Performing Public Art: Öffentliches Ausmisten der Wertschöpfungskette

9. Juni 2015, 17:03
1 Posting

Das Festival der Universität für angewandte Kunst präsentiert neun Möglichkeiten künstlerischen Handelns

Wien - Draußen auf der Straße, da sind die anderen: Passantinnen und Passanten, die nicht unbedingt zum Kunstpublikum gehören, Wohl- und Wenigerhabende von diverser Herkunft mit und ohne Migrationshintergrund, aller Altersstufen und Bildungsschichten. Dort, außerhalb der Kunstkuben und Live-Art-Boxen, präsentiert das Festival "Performing Public Art" der Wiener Universität für angewandte Kunst als Teil der neuen Vienna Biennale neun Möglichkeiten künstlerischen Handelns.

Für das Donnerstag startende Programm stehen immerhin Gerald Bast, Rektor der Angewandten, und ZKM-Chef Peter Weibel gerade. Das sieht nach Statement aus: Die Performance behält ihren Kurs bei - hin zu einer fixen Größe der Gegenwartskunst - und baut sich als Opposition zur Marktware auf. Schuld daran sind die Trans- und Interferenzen der letzten Jahre zwischen bildender Kunst, Aktivismus, Theater, Choreografie, Intervention und Performance.

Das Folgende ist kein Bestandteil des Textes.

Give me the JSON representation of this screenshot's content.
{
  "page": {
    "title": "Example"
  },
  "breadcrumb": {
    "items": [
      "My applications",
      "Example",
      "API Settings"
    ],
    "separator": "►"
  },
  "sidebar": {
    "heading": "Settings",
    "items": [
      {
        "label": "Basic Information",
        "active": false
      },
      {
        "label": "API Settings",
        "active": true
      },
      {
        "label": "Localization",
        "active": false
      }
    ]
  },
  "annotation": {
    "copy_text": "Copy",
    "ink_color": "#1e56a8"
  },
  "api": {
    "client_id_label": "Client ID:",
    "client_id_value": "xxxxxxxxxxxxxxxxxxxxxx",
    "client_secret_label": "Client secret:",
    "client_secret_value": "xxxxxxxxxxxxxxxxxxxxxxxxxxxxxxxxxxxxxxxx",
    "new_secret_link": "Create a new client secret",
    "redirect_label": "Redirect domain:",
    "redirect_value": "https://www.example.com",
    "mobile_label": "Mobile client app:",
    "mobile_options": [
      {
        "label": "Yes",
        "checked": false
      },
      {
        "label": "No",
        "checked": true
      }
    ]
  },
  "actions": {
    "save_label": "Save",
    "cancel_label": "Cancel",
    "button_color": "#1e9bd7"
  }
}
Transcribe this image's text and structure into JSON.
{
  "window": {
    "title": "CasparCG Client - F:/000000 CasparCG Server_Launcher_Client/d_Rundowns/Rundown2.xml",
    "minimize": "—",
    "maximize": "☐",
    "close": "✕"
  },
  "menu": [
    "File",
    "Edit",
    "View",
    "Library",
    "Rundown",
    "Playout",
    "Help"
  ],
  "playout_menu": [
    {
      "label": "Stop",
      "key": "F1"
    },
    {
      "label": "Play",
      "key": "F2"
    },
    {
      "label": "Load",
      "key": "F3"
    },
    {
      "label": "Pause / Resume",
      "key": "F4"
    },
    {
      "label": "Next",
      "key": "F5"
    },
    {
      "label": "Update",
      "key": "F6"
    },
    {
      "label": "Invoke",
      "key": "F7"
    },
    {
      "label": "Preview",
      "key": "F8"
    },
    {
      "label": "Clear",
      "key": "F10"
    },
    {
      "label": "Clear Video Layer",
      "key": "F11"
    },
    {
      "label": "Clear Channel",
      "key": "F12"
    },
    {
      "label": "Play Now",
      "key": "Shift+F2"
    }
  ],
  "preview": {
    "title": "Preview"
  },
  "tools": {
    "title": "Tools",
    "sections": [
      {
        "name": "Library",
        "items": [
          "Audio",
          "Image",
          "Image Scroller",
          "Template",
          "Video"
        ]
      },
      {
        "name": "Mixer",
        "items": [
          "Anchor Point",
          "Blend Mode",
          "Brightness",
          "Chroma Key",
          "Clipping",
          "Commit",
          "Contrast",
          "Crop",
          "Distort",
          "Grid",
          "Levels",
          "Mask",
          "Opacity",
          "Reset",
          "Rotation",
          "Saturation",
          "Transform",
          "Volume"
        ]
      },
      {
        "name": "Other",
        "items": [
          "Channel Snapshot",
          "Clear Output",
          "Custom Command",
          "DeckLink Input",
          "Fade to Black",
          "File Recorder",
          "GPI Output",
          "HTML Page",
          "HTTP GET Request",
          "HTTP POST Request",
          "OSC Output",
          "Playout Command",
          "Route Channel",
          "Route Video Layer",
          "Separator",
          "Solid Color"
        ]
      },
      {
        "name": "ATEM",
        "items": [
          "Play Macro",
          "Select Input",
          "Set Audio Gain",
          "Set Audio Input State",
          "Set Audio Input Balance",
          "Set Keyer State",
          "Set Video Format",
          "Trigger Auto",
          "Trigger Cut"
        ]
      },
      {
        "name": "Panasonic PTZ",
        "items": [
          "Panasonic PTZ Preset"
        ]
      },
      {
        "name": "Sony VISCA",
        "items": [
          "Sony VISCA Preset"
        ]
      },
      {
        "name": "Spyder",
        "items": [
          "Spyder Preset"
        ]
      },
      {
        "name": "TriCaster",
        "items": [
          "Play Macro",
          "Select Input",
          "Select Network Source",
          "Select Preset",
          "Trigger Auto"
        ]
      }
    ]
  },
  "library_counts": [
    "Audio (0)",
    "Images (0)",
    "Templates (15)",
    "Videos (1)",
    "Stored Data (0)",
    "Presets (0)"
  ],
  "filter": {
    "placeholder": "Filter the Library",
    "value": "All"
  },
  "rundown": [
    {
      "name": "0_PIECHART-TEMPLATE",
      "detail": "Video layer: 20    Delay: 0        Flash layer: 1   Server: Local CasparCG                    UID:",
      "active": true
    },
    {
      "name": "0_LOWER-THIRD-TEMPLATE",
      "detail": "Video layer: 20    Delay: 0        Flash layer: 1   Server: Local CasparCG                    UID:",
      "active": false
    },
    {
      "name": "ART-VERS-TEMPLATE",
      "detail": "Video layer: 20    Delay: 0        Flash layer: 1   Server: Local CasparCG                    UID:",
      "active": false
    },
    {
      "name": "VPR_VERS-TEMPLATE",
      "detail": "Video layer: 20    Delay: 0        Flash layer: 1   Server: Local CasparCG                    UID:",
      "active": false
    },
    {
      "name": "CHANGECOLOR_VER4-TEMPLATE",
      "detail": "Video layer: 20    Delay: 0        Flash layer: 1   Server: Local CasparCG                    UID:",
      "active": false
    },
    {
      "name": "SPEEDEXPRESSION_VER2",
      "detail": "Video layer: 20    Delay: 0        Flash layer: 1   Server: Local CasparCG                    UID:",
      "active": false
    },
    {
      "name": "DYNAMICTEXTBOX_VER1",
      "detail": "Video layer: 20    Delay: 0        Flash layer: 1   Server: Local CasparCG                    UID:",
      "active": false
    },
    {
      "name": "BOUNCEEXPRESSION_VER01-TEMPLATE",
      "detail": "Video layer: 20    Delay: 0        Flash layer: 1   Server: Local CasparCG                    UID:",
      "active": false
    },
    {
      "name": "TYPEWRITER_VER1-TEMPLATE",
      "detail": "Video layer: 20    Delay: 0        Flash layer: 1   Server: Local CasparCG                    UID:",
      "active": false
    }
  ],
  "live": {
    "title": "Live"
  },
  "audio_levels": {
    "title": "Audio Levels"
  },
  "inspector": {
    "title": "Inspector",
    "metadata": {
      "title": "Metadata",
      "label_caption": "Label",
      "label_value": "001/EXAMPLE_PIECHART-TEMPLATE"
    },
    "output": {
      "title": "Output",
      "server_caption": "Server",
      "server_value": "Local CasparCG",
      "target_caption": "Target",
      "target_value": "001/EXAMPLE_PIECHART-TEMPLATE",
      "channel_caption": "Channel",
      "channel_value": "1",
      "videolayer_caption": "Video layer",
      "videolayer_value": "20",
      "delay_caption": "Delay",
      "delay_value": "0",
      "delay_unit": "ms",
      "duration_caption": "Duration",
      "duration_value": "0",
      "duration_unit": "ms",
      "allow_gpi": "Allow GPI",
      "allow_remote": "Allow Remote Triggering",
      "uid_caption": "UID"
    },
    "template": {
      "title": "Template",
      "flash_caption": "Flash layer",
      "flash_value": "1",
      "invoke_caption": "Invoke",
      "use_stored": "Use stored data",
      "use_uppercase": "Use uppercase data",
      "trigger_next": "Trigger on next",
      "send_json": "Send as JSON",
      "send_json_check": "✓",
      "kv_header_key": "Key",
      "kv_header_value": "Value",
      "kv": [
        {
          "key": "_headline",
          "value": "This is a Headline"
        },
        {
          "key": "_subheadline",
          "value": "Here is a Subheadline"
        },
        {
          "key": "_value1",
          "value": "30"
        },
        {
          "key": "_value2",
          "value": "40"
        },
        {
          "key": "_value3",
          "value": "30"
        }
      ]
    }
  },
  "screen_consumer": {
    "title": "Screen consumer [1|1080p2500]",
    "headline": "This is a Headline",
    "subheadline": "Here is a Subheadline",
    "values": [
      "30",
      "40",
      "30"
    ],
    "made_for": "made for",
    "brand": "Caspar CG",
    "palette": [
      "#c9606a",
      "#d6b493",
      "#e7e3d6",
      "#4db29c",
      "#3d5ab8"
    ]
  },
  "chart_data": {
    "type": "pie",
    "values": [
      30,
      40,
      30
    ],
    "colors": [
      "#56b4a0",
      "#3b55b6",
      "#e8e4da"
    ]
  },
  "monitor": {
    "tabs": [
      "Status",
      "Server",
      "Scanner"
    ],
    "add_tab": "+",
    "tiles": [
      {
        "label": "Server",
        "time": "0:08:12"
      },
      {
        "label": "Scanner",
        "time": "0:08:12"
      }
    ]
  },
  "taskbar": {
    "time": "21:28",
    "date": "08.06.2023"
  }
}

Zeitlupenperformance und Kameraanzug

Dass die Angewandte da mitmischen will, hat sie bereits 2014 mit dem Festival "Open" im Museumsquartier angedeutet. Diesmal geht es um Public Art. Den Auftakt liefert am 11. Juni der Berliner Johan Lorbeer mit einer Zeitlupenperformance an der Fassade der Hochschule. Das koreanische Duo Shinseungback Kimyonghun (Korea) probiert im Angewandte Innovation Laboratory und später dort, wo eingekauft und gefahren wird, einen Kameraanzug aus. Der Pole Artur Zmijewski thematisiert den Nutzen von Kunst.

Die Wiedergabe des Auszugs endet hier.